Full Cycle’s Polyhydroxyalkanoate (PHA) bioplastic is produced naturally by bacteria using mixed organic waste as raw material. It can replace a wide range of synthetic plastics, yet it is compostable and marine degradable once its useful life is over. It is also cost-competitive with fossil-fuel based alternatives, creating the potential for widespread adoption and scale in both developed and emerging markets.
The company produces superior PHA bioplastic which is very cost competitive with the traditional, synthetic oil-based plastics. The technology uses non-GMO bacteria which is suitable for co-location in non-sterile, industrial operating environments. Their PHA is compostable, marine degradable and food-contact safe. The technology takes in heterogeneous waste inputs and produces consistent polymer outputs. After use PHA becomes a raw material that can be upcycled into virgin PHA. The circular approach by the company impoves waster industry profitability, enables regenerative upcycling of the compostable material and gives the consumers a choice in sustainable packaging material.
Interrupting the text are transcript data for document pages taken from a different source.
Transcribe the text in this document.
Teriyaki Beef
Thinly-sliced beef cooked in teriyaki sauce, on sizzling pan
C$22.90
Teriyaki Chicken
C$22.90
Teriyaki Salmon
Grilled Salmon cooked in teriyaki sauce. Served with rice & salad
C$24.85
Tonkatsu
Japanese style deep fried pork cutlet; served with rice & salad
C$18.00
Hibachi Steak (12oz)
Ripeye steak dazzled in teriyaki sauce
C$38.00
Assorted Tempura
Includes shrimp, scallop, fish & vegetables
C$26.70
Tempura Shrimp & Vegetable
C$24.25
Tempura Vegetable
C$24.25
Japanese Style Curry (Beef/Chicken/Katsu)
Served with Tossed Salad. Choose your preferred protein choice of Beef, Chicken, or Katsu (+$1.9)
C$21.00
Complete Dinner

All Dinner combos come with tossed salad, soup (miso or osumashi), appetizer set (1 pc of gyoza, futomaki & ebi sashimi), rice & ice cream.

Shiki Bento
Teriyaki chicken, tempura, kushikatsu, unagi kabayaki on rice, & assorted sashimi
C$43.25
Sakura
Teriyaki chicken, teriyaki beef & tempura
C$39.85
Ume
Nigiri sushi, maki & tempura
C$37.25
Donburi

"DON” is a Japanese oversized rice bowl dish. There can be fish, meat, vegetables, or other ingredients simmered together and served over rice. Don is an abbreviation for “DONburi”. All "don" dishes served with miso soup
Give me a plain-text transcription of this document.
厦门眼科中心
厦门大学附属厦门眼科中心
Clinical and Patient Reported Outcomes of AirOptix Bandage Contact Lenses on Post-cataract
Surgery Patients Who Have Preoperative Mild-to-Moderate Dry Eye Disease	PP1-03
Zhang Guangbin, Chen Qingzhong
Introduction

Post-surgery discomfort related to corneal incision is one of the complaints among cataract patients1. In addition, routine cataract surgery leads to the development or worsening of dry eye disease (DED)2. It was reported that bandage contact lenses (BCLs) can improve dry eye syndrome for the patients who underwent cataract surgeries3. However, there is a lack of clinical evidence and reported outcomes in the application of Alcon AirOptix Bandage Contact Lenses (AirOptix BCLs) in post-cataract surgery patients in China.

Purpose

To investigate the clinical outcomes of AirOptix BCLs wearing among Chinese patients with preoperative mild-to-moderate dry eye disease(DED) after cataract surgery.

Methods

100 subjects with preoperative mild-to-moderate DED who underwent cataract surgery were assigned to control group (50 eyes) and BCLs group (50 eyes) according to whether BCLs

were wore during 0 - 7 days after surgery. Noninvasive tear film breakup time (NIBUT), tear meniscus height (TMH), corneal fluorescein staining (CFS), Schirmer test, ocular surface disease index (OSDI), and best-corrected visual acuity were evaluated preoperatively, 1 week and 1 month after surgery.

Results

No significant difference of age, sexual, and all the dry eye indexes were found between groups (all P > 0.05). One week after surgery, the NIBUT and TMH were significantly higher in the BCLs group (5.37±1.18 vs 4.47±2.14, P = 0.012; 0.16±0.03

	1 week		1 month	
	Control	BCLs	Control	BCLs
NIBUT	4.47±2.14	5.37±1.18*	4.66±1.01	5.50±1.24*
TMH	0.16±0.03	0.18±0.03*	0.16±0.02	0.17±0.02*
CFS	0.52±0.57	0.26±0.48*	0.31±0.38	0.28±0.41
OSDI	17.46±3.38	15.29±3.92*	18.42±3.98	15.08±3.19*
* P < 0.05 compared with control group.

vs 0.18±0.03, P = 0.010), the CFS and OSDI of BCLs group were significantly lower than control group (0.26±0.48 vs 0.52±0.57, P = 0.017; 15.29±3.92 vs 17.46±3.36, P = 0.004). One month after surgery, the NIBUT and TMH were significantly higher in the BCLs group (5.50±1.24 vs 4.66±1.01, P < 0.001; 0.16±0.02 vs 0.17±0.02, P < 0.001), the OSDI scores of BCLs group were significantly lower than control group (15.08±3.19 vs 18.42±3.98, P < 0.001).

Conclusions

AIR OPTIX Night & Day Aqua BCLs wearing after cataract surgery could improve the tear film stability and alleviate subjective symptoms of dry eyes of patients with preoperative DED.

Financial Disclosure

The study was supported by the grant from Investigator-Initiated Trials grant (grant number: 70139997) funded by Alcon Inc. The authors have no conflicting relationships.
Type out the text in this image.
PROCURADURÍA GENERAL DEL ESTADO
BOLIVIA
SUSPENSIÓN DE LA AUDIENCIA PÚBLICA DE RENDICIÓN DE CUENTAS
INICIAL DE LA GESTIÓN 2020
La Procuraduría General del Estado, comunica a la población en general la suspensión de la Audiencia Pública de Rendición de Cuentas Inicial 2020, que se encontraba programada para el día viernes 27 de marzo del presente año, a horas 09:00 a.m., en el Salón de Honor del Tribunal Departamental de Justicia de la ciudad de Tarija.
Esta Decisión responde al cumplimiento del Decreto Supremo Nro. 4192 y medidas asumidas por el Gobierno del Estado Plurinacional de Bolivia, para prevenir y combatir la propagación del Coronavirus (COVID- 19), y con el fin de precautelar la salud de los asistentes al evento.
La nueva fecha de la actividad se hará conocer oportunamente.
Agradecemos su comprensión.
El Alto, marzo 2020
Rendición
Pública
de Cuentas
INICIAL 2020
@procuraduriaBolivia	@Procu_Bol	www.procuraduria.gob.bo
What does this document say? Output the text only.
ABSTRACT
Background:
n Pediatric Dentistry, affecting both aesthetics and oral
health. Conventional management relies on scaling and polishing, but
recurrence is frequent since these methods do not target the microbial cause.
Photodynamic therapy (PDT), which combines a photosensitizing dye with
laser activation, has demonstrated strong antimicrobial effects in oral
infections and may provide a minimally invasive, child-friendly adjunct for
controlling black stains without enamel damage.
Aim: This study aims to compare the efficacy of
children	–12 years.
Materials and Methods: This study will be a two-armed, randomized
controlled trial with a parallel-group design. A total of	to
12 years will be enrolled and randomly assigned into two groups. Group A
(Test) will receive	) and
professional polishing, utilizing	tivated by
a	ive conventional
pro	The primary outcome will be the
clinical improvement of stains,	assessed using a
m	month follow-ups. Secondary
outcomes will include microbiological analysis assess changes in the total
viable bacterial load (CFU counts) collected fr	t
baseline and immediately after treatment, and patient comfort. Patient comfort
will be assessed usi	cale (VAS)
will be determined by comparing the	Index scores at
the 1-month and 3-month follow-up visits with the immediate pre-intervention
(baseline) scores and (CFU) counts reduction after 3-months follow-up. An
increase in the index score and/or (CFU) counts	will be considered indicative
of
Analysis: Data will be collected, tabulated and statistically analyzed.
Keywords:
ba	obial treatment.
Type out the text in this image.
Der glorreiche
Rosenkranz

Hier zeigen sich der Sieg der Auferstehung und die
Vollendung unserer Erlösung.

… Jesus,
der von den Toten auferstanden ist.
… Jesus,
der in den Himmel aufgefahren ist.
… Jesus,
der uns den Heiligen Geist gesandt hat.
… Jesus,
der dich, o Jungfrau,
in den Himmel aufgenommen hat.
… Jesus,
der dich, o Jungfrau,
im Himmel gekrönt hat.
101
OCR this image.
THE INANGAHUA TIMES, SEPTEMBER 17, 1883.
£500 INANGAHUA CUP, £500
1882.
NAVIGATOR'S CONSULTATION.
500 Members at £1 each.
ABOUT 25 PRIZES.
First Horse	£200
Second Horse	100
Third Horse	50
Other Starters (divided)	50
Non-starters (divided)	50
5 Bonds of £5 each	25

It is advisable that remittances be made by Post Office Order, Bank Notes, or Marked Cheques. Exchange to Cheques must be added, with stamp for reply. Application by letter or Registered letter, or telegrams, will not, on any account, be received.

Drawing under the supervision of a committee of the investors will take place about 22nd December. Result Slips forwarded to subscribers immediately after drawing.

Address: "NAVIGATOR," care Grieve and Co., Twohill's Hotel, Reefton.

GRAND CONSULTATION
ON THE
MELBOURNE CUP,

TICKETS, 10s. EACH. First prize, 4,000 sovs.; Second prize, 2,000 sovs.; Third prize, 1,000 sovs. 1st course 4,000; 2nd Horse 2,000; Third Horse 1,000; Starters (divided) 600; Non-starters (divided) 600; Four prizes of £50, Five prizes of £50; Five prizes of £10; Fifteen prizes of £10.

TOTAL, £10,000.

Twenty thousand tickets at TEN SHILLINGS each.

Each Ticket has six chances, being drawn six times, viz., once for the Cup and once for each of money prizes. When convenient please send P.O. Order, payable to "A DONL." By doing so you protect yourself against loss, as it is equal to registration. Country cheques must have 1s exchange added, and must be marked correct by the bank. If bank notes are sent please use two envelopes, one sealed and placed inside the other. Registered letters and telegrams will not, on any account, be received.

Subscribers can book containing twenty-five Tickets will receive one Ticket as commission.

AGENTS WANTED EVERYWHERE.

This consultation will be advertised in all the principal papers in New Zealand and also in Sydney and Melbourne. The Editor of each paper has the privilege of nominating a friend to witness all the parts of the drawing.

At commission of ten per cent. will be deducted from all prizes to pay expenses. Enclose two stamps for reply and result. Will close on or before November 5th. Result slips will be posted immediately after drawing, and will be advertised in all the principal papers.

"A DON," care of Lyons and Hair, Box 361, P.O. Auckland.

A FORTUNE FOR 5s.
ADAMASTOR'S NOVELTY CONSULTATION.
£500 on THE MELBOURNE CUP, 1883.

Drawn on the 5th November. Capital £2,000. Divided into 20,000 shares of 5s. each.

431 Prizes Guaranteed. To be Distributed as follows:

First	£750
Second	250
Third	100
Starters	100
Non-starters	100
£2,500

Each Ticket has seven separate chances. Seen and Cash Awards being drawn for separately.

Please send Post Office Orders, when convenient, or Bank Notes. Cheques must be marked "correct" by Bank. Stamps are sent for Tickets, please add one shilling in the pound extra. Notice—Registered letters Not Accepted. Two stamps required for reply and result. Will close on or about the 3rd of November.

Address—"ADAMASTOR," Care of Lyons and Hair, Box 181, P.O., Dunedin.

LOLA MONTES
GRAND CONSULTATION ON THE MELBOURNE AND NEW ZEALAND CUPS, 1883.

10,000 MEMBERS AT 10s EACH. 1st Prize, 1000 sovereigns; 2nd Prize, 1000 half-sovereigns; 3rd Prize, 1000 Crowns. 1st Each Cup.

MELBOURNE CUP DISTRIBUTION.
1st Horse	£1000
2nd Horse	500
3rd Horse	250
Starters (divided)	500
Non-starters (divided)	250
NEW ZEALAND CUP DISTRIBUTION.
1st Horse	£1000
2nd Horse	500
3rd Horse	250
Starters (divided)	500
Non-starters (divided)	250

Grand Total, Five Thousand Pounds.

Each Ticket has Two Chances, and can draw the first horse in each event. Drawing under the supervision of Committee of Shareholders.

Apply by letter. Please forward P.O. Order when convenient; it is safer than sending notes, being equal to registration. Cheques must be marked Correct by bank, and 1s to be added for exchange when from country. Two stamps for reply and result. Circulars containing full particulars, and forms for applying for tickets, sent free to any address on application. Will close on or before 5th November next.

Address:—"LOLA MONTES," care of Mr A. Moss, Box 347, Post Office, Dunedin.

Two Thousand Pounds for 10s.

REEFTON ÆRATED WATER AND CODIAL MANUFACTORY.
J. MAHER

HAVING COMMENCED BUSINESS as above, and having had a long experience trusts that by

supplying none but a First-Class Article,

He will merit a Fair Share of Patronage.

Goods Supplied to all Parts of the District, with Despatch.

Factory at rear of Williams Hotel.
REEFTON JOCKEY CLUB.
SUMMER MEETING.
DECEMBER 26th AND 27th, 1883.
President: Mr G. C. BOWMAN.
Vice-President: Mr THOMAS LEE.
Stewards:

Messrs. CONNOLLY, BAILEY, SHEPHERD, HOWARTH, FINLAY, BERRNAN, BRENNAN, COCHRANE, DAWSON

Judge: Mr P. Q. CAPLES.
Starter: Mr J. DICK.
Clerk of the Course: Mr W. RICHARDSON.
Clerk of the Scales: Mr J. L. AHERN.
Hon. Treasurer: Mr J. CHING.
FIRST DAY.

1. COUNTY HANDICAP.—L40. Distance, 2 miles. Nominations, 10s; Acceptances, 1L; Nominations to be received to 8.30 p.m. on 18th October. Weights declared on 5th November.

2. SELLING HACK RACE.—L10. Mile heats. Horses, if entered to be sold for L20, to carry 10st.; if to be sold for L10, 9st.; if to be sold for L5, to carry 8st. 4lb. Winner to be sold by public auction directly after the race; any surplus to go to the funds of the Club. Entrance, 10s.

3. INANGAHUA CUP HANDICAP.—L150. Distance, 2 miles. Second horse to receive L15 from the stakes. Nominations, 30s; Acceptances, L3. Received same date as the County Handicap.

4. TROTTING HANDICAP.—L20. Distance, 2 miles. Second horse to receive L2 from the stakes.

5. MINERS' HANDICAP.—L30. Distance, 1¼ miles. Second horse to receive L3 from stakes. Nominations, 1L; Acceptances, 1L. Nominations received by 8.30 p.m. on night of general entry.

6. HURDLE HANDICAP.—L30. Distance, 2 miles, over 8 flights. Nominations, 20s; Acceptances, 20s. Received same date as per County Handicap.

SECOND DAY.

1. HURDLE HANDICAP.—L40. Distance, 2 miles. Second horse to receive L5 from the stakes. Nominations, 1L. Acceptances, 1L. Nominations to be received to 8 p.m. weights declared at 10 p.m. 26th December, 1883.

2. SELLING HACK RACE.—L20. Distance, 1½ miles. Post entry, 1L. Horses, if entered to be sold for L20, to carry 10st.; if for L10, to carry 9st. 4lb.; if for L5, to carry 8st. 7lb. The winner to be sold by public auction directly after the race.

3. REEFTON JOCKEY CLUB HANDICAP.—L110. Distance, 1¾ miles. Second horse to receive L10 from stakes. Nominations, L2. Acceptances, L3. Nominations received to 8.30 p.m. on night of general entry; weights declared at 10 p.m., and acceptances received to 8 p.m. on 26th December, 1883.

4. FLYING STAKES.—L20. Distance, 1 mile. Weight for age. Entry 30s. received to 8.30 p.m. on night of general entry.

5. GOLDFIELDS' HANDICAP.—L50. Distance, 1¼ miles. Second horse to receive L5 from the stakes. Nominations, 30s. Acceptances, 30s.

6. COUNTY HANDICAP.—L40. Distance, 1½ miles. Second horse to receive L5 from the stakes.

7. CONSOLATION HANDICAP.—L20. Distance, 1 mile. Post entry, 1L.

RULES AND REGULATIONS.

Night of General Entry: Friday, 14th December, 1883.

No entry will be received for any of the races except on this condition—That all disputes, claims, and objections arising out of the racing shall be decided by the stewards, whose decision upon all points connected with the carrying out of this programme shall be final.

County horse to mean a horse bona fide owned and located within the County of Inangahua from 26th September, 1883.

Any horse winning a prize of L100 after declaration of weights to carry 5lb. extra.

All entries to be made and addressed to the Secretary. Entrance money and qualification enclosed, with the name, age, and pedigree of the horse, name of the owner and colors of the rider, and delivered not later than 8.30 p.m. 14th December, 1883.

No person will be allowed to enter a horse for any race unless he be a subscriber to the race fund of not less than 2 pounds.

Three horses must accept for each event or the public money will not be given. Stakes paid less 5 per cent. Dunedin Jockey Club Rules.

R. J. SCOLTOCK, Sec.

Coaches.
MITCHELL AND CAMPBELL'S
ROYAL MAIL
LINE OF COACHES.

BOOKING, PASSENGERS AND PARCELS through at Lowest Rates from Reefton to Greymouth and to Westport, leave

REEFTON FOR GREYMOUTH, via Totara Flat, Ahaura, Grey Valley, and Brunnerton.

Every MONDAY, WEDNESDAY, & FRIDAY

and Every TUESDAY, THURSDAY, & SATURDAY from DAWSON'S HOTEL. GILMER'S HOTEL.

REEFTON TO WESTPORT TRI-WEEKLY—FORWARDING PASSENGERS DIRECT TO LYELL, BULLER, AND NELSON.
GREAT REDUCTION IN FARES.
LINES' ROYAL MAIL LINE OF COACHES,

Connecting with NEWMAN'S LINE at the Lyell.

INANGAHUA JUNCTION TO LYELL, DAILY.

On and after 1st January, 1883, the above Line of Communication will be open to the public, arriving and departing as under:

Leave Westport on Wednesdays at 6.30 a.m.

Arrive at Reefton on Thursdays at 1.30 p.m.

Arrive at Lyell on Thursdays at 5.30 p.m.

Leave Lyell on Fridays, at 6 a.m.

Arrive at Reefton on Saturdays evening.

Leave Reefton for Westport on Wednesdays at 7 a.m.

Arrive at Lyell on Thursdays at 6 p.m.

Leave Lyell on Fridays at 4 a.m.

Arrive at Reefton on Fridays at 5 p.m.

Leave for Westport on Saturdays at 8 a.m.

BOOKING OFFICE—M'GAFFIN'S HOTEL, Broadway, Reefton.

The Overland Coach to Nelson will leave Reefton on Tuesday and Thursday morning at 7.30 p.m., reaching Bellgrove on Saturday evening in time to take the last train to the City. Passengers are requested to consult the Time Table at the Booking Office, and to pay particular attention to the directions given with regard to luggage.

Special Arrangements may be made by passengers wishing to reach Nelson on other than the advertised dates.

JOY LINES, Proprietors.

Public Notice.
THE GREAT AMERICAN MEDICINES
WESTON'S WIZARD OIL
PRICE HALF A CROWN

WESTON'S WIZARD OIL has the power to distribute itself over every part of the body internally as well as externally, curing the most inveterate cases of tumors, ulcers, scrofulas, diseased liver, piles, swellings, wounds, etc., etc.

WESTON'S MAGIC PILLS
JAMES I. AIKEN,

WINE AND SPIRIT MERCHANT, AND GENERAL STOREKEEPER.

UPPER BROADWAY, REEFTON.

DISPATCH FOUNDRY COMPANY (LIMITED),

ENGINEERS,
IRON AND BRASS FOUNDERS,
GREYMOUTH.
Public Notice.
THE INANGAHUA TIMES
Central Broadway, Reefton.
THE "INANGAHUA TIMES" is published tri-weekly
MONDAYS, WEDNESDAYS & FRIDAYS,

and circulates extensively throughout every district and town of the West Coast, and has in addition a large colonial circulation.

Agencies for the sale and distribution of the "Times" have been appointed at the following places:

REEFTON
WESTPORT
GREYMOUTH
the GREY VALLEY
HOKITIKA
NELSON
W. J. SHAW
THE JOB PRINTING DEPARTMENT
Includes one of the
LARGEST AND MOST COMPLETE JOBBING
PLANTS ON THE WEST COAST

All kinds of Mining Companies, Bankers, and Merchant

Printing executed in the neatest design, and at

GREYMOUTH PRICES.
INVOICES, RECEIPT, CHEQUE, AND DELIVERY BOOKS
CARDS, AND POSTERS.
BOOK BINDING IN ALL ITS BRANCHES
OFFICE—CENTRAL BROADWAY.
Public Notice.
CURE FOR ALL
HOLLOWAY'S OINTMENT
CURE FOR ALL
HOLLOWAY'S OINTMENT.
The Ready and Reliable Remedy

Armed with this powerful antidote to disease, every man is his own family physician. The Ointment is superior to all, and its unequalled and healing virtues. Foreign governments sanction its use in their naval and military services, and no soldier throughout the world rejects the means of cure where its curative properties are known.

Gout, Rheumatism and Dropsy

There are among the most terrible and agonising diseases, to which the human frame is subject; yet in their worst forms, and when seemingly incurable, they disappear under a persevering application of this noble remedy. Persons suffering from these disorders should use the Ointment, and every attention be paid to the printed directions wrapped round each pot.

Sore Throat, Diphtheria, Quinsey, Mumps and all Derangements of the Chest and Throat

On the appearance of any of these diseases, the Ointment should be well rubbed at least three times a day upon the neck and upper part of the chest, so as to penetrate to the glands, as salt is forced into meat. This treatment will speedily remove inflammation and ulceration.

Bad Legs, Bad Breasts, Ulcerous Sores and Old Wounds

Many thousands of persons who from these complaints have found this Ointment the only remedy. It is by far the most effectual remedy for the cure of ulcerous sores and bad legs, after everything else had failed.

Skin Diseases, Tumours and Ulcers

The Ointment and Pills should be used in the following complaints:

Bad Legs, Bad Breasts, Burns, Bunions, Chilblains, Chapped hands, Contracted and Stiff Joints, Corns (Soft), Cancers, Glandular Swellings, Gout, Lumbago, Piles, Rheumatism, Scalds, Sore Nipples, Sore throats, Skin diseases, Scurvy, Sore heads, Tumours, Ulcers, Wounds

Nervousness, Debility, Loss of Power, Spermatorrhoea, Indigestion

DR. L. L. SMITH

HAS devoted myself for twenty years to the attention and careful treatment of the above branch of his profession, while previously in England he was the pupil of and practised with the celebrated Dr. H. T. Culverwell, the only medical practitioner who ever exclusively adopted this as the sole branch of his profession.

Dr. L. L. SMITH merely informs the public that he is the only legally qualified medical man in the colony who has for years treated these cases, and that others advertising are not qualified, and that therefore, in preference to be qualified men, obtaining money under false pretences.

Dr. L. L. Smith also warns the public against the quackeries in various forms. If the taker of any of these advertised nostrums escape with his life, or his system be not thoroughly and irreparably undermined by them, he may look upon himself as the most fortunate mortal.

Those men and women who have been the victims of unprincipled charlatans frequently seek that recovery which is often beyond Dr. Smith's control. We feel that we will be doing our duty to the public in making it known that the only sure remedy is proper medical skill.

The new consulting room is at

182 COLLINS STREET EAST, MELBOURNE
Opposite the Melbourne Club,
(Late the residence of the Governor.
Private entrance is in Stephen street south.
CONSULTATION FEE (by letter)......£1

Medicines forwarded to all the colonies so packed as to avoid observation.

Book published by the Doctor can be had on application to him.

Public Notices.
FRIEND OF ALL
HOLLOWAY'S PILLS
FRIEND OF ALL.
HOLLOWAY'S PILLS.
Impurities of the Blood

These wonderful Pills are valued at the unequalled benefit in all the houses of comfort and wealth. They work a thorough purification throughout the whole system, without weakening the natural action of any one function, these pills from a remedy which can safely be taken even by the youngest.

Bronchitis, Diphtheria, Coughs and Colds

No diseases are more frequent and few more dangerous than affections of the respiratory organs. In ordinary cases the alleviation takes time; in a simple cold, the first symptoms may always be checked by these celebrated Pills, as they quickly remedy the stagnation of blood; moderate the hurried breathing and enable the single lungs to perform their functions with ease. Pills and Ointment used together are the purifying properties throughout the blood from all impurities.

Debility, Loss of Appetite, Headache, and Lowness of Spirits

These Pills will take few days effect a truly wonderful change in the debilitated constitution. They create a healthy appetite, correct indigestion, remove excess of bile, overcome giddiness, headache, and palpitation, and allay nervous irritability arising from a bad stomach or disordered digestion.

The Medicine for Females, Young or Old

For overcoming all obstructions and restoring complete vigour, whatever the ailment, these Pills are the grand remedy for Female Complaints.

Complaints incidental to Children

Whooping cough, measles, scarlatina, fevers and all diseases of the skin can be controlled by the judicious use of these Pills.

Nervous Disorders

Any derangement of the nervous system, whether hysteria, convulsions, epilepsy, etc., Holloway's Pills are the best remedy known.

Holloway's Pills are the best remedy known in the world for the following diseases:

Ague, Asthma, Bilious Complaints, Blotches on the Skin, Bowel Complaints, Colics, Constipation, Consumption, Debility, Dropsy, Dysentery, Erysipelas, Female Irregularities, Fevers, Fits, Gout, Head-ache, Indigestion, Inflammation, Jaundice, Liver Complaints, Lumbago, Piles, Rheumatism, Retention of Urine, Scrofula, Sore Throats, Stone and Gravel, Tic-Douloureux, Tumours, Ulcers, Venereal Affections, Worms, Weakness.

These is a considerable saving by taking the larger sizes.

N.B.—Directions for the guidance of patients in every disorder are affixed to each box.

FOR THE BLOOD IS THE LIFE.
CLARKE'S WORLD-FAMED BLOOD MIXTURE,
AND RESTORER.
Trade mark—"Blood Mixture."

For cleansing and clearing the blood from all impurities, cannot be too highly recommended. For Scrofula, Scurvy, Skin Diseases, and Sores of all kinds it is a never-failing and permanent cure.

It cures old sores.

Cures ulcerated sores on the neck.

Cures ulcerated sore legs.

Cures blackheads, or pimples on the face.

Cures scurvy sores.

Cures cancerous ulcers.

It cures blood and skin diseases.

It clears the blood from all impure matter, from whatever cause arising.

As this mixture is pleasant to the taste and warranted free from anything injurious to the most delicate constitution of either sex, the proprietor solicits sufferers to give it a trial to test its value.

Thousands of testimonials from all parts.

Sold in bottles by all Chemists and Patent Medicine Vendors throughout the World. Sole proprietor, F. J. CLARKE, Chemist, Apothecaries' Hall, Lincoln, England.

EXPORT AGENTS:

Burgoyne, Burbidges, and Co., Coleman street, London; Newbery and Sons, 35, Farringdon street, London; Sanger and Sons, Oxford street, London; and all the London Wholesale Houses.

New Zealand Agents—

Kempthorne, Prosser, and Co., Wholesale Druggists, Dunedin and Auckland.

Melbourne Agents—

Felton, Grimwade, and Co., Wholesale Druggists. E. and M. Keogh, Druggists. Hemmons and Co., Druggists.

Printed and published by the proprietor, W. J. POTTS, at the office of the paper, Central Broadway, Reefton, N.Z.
Biodegradation of PHA depends on how bacteria rich the environment is. In environments with large amounts of bacteria, the material can decompose in a month. However, in an environment that is stable, for example store shelves, it is stable for years. Full Cycle can convert any organic waste into PHA. This includes inedible food waste, agricultural residues, and green waste. Anything that can normally go into a compost row or an anaerobic digester can be converted to PHA! Full Cycle can also convert dirty and unrecyclable cellulosic material such a paper or cardboard.
Full Cycle has received awards and recognition from Ellen MacArthur Foundation, New Plastics Economy, Think Beyond Plastic, SEA Award and many more.